Dan George, MD: 2019 has been an exciting year in the field of genitourinary oncology, including for prostate cancer, where we’ve made significant progress with several new FDA approvals. 

Today I am joined by a panel of colleagues, all experts in treating prostate cancer, and we’re going to highlight clinical data from the ESMO [European Society for Medical Oncology Congress] 2019 annual meeting.

Hi, I am Dr Dan George, a professor of medicine and surgery at the Duke Cancer Institute in Durham, North Carolina. Today on this distinguished panel I am joined by Dr Joe O’Sullivan, a clinical professor in the School of Medicine, Dentistry and Biomedical Sciences at Queen’s University Belfast in Northern Ireland; Dr Charles Ryan, a professor of medicine and a medical oncologist at Masonic Cancer Center, University of Minnesota, in Minneapolis, Minnesota; Christopher Sweeney, a professor of medicine and a medical oncologist at Dana-Farber Cancer Institute and Harvard Medical School in Boston, Massachusetts; and finally Dr Bertrand Tombal, the chairman of the division of urology at the Cliniques Universitaires Saint-Luc in Brussels, Belgium.

Thank you so much for joining us. Let’s begin. Let’s start first with an update on hormonal therapy. Chuck, maybe we can start with you on how we manage patients with localized prostate cancer beginning on hormonal therapy—say, in the context of radiation therapy. Are there any things we need to be mindful of in terms of the consequences of hormonal therapy in that setting?

Charles Ryan, MD: Sure. It’s really important to note that many men with high-risk disease are being treated with a combination of radiation and hormonal therapy and that the duration of hormonal therapy for some of them can be as long as 2 years. In fact, some patients will ultimately end up on lifelong hormonal therapy. We now know that androgen deprivation therapy [ADT] is a major metabolic event for a patient with prostate cancer. We’ve known for a long time that there are consequences with regard to bone health, cardiovascular health, and the potential for diabetes.

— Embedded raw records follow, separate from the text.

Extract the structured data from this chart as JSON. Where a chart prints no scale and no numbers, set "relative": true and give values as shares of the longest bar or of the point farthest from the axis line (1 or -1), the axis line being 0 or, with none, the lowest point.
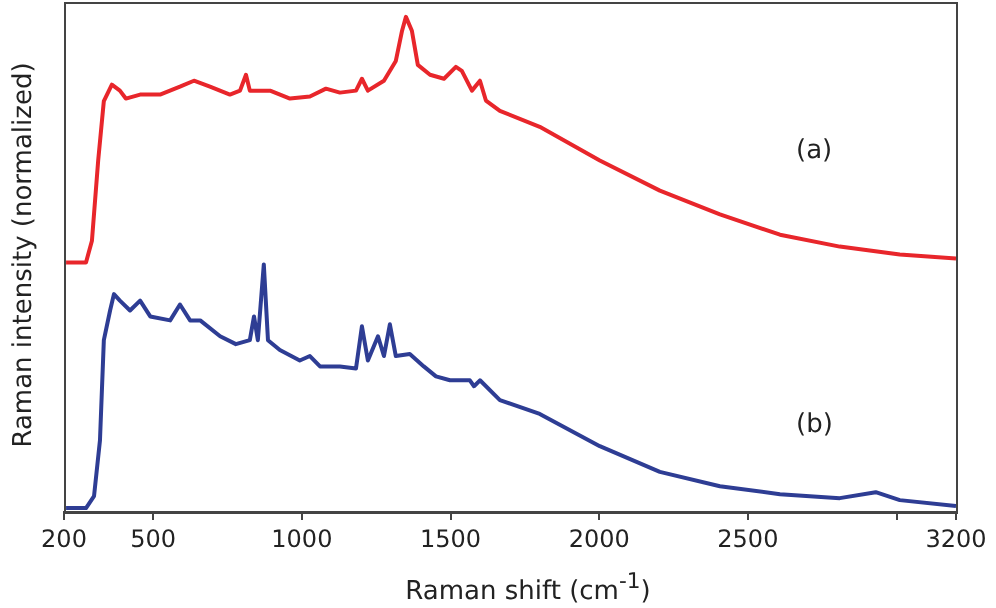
{
  "chart_data": {
    "type": "line",
    "relative": true,
    "xlabel": "Raman shift (cm$^{-1}$)",
    "ylabel": "Raman intensity (normalized)",
    "xlim": [
      200,
      3200
    ],
    "xticks": [
      200,
      500,
      1000,
      1500,
      2000,
      2500,
      {
        "value": 3000,
        "label": null
      },
      3200
    ],
    "grid": false,
    "legend": false,
    "marker": "none",
    "line_style": "solid",
    "series": [
      {
        "color": "#e8262b",
        "x": [
          207,
          274,
          294,
          315,
          334,
          361,
          388,
          408,
          456,
          523,
          590,
          637,
          691,
          758,
          792,
          812,
          825,
          893,
          960,
          1027,
          1081,
          1128,
          1182,
          1202,
          1222,
          1276,
          1316,
          1337,
          1350,
          1370,
          1390,
          1431,
          1478,
          1518,
          1538,
          1572,
          1599,
          1619,
          1666,
          1800,
          2002,
          2204,
          2406,
          2608,
          2809,
          3011,
          3200
        ],
        "values": [
          0.504,
          0.504,
          0.548,
          0.71,
          0.83,
          0.863,
          0.851,
          0.835,
          0.843,
          0.843,
          0.859,
          0.871,
          0.859,
          0.843,
          0.851,
          0.883,
          0.851,
          0.851,
          0.835,
          0.839,
          0.855,
          0.847,
          0.851,
          0.875,
          0.851,
          0.871,
          0.911,
          0.972,
          1.0,
          0.972,
          0.903,
          0.883,
          0.875,
          0.899,
          0.891,
          0.851,
          0.871,
          0.831,
          0.81,
          0.778,
          0.71,
          0.649,
          0.601,
          0.56,
          0.536,
          0.52,
          0.512
        ]
      },
      {
        "color": "#2e3d94",
        "x": [
          207,
          274,
          301,
          321,
          334,
          355,
          368,
          388,
          422,
          456,
          490,
          557,
          590,
          624,
          658,
          725,
          778,
          825,
          839,
          852,
          872,
          886,
          926,
          993,
          1027,
          1061,
          1128,
          1182,
          1202,
          1222,
          1256,
          1276,
          1296,
          1316,
          1363,
          1410,
          1451,
          1498,
          1565,
          1579,
          1599,
          1666,
          1800,
          2002,
          2204,
          2406,
          2608,
          2809,
          2930,
          3011,
          3200
        ],
        "values": [
          0.008,
          0.008,
          0.032,
          0.145,
          0.347,
          0.407,
          0.44,
          0.427,
          0.407,
          0.427,
          0.395,
          0.387,
          0.419,
          0.387,
          0.387,
          0.355,
          0.339,
          0.347,
          0.395,
          0.347,
          0.5,
          0.347,
          0.327,
          0.306,
          0.315,
          0.294,
          0.294,
          0.29,
          0.375,
          0.306,
          0.355,
          0.315,
          0.379,
          0.315,
          0.319,
          0.294,
          0.274,
          0.266,
          0.266,
          0.254,
          0.266,
          0.226,
          0.198,
          0.133,
          0.081,
          0.052,
          0.036,
          0.028,
          0.04,
          0.024,
          0.012
        ]
      }
    ],
    "annotations": [
      "(a)",
      "(b)"
    ]
  }
}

There’s an increasing awareness and concern about the long-term cognitive implications of androgen deprivation therapy.

First of all, for clinicians who treat these patients, we need to counsel our patients about this, and it’s quite surprising that many patients don’t get a full understanding from their physician or their medical team about the consequences of androgen deprivation therapy.

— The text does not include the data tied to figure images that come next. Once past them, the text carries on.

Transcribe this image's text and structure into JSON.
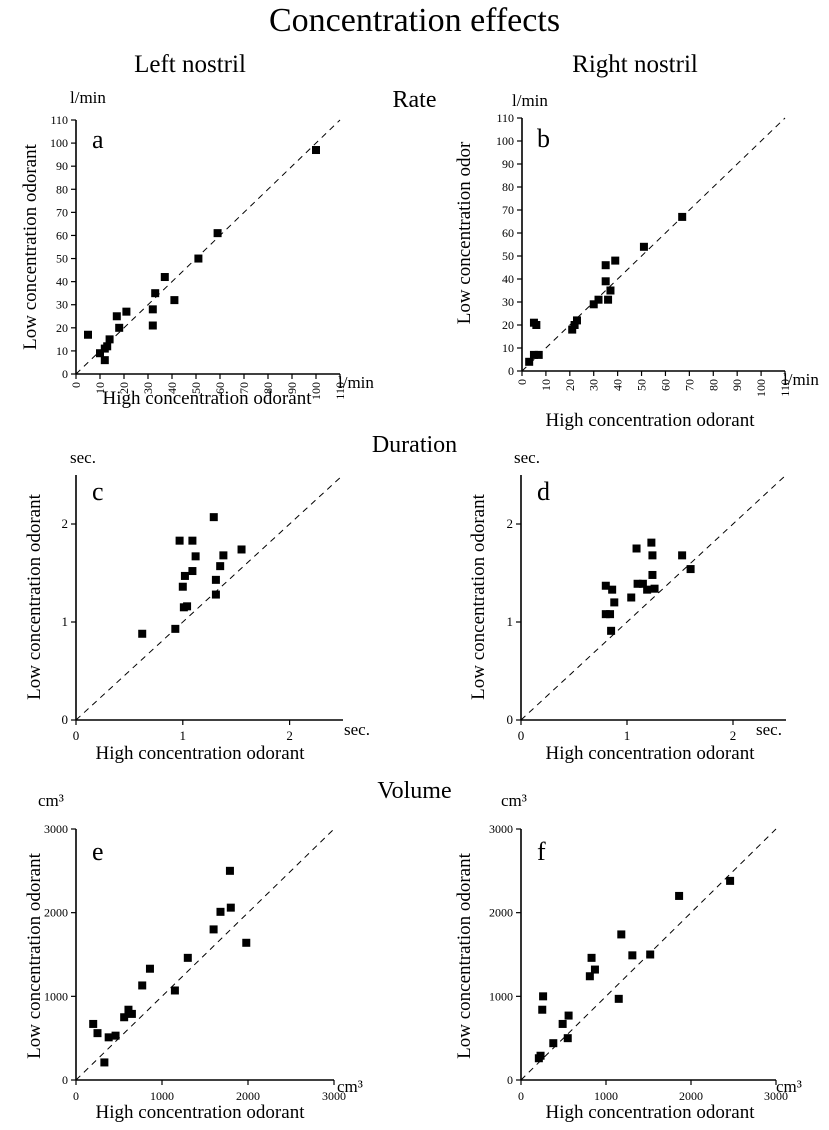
{
  "title": "Concentration effects",
  "columns": [
    "Left nostril",
    "Right nostril"
  ],
  "sections": [
    "Rate",
    "Duration",
    "Volume"
  ],
  "chart_data": [
    {
      "panel": "a",
      "type": "scatter",
      "section": "Rate",
      "column": "Left nostril",
      "xlabel": "High concentration odorant",
      "ylabel": "Low concentration odorant",
      "x_unit": "l/min",
      "y_unit": "l/min",
      "xlim": [
        0,
        110
      ],
      "ylim": [
        0,
        110
      ],
      "xticks": [
        "0",
        "10",
        "20",
        "30",
        "40",
        "50",
        "60",
        "70",
        "80",
        "90",
        "100",
        "110"
      ],
      "yticks": [
        "0",
        "10",
        "20",
        "30",
        "40",
        "50",
        "60",
        "70",
        "80",
        "90",
        "100",
        "110"
      ],
      "identity_line": true,
      "points": [
        [
          5,
          17
        ],
        [
          10,
          9
        ],
        [
          12,
          6
        ],
        [
          12,
          11
        ],
        [
          13,
          12
        ],
        [
          14,
          15
        ],
        [
          17,
          25
        ],
        [
          18,
          20
        ],
        [
          21,
          27
        ],
        [
          32,
          21
        ],
        [
          32,
          28
        ],
        [
          33,
          35
        ],
        [
          37,
          42
        ],
        [
          41,
          32
        ],
        [
          51,
          50
        ],
        [
          59,
          61
        ],
        [
          100,
          97
        ]
      ]
    },
    {
      "panel": "b",
      "type": "scatter",
      "section": "Rate",
      "column": "Right nostril",
      "xlabel": "High concentration odorant",
      "ylabel": "Low concentration odor",
      "x_unit": "l/min",
      "y_unit": "l/min",
      "xlim": [
        0,
        110
      ],
      "ylim": [
        0,
        110
      ],
      "xticks": [
        "0",
        "10",
        "20",
        "30",
        "40",
        "50",
        "60",
        "70",
        "80",
        "90",
        "100",
        "110"
      ],
      "yticks": [
        "0",
        "10",
        "20",
        "30",
        "40",
        "50",
        "60",
        "70",
        "80",
        "90",
        "100",
        "110"
      ],
      "identity_line": true,
      "points": [
        [
          3,
          4
        ],
        [
          5,
          7
        ],
        [
          5,
          21
        ],
        [
          6,
          20
        ],
        [
          7,
          7
        ],
        [
          21,
          18
        ],
        [
          22,
          20
        ],
        [
          23,
          22
        ],
        [
          30,
          29
        ],
        [
          32,
          31
        ],
        [
          35,
          39
        ],
        [
          35,
          46
        ],
        [
          36,
          31
        ],
        [
          37,
          35
        ],
        [
          39,
          48
        ],
        [
          51,
          54
        ],
        [
          67,
          67
        ]
      ]
    },
    {
      "panel": "c",
      "type": "scatter",
      "section": "Duration",
      "column": "Left nostril",
      "xlabel": "High concentration odorant",
      "ylabel": "Low concentration odorant",
      "x_unit": "sec.",
      "y_unit": "sec.",
      "xlim": [
        0,
        2.5
      ],
      "ylim": [
        0,
        2.5
      ],
      "xticks": [
        "0",
        "1",
        "2"
      ],
      "yticks": [
        "0",
        "1",
        "2"
      ],
      "identity_line": true,
      "points": [
        [
          0.62,
          0.88
        ],
        [
          0.93,
          0.93
        ],
        [
          0.97,
          1.83
        ],
        [
          1.0,
          1.36
        ],
        [
          1.01,
          1.15
        ],
        [
          1.02,
          1.47
        ],
        [
          1.04,
          1.16
        ],
        [
          1.09,
          1.52
        ],
        [
          1.09,
          1.83
        ],
        [
          1.12,
          1.67
        ],
        [
          1.29,
          2.07
        ],
        [
          1.31,
          1.28
        ],
        [
          1.31,
          1.43
        ],
        [
          1.35,
          1.57
        ],
        [
          1.38,
          1.68
        ],
        [
          1.55,
          1.74
        ]
      ]
    },
    {
      "panel": "d",
      "type": "scatter",
      "section": "Duration",
      "column": "Right nostril",
      "xlabel": "High concentration odorant",
      "ylabel": "Low concentration odorant",
      "x_unit": "sec.",
      "y_unit": "sec.",
      "xlim": [
        0,
        2.5
      ],
      "ylim": [
        0,
        2.5
      ],
      "xticks": [
        "0",
        "1",
        "2"
      ],
      "yticks": [
        "0",
        "1",
        "2"
      ],
      "identity_line": true,
      "points": [
        [
          0.8,
          1.08
        ],
        [
          0.8,
          1.37
        ],
        [
          0.84,
          1.08
        ],
        [
          0.85,
          0.91
        ],
        [
          0.86,
          1.33
        ],
        [
          0.88,
          1.2
        ],
        [
          1.04,
          1.25
        ],
        [
          1.09,
          1.75
        ],
        [
          1.1,
          1.39
        ],
        [
          1.15,
          1.39
        ],
        [
          1.19,
          1.33
        ],
        [
          1.23,
          1.81
        ],
        [
          1.24,
          1.48
        ],
        [
          1.24,
          1.68
        ],
        [
          1.26,
          1.34
        ],
        [
          1.52,
          1.68
        ],
        [
          1.6,
          1.54
        ]
      ]
    },
    {
      "panel": "e",
      "type": "scatter",
      "section": "Volume",
      "column": "Left nostril",
      "xlabel": "High concentration odorant",
      "ylabel": "Low concentration odorant",
      "x_unit": "cm³",
      "y_unit": "cm³",
      "xlim": [
        0,
        3000
      ],
      "ylim": [
        0,
        3000
      ],
      "xticks": [
        "0",
        "1000",
        "2000",
        "3000"
      ],
      "yticks": [
        "0",
        "1000",
        "2000",
        "3000"
      ],
      "identity_line": true,
      "points": [
        [
          200,
          670
        ],
        [
          250,
          560
        ],
        [
          330,
          210
        ],
        [
          380,
          510
        ],
        [
          460,
          530
        ],
        [
          560,
          750
        ],
        [
          610,
          840
        ],
        [
          650,
          790
        ],
        [
          770,
          1130
        ],
        [
          860,
          1330
        ],
        [
          1150,
          1070
        ],
        [
          1300,
          1460
        ],
        [
          1600,
          1800
        ],
        [
          1680,
          2010
        ],
        [
          1790,
          2500
        ],
        [
          1800,
          2060
        ],
        [
          1980,
          1640
        ]
      ]
    },
    {
      "panel": "f",
      "type": "scatter",
      "section": "Volume",
      "column": "Right nostril",
      "xlabel": "High concentration odorant",
      "ylabel": "Low concentration odorant",
      "x_unit": "cm³",
      "y_unit": "cm³",
      "xlim": [
        0,
        3000
      ],
      "ylim": [
        0,
        3000
      ],
      "xticks": [
        "0",
        "1000",
        "2000",
        "3000"
      ],
      "yticks": [
        "0",
        "1000",
        "2000",
        "3000"
      ],
      "identity_line": true,
      "points": [
        [
          210,
          260
        ],
        [
          230,
          290
        ],
        [
          250,
          840
        ],
        [
          260,
          1000
        ],
        [
          380,
          440
        ],
        [
          490,
          670
        ],
        [
          550,
          500
        ],
        [
          560,
          770
        ],
        [
          810,
          1240
        ],
        [
          830,
          1460
        ],
        [
          870,
          1320
        ],
        [
          1150,
          970
        ],
        [
          1180,
          1740
        ],
        [
          1310,
          1490
        ],
        [
          1520,
          1500
        ],
        [
          1860,
          2200
        ],
        [
          2460,
          2380
        ]
      ]
    }
  ]
}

But to make a list and think about the things that we would do before starting ADT and within the early months of this therapy, I generally will try first to get a sense of what the patients’ baseline testosterone is—a frequently overlooked issue. Second, I will do an assessment of bone health. Third, I will check the hemoglobin A1C [glycated hemoglobin] to make sure the patient does not already have diabetes. Fourth, I will talk to them about a healthy lifestyle—exercise, etc. I counsel all my patients around resistance exercise because that has been proven in randomized controlled trials to reduce the risk of fatigue that’s associated with ADT. So that’s a conversation that I have.

From there, you integrate the more long-term monitoring effects over time. When patients come in every 3 months, their PSAs [prostate-specific antigens] are going to be down, and their cancer is going to be under control in general in this setting. But that’s when you begin to have the conversations about “How are you doing exercise, how’s the diet, let’s repeat the bone mineral density after a year,” and those types of things. I consider it a long conversation that’s drawn out over the whole course of ADT.

Dan George, MD: That’s really interesting. It has a lot of implications, a lot of the same kinds of issues that primary care doctors are covering. But now it’s a little heightened because of this change with hormonal therapy. It’s going to have a different dynamic to it, and they may not be tuned in to that, so it’s important to recognize that and talk to patients about it.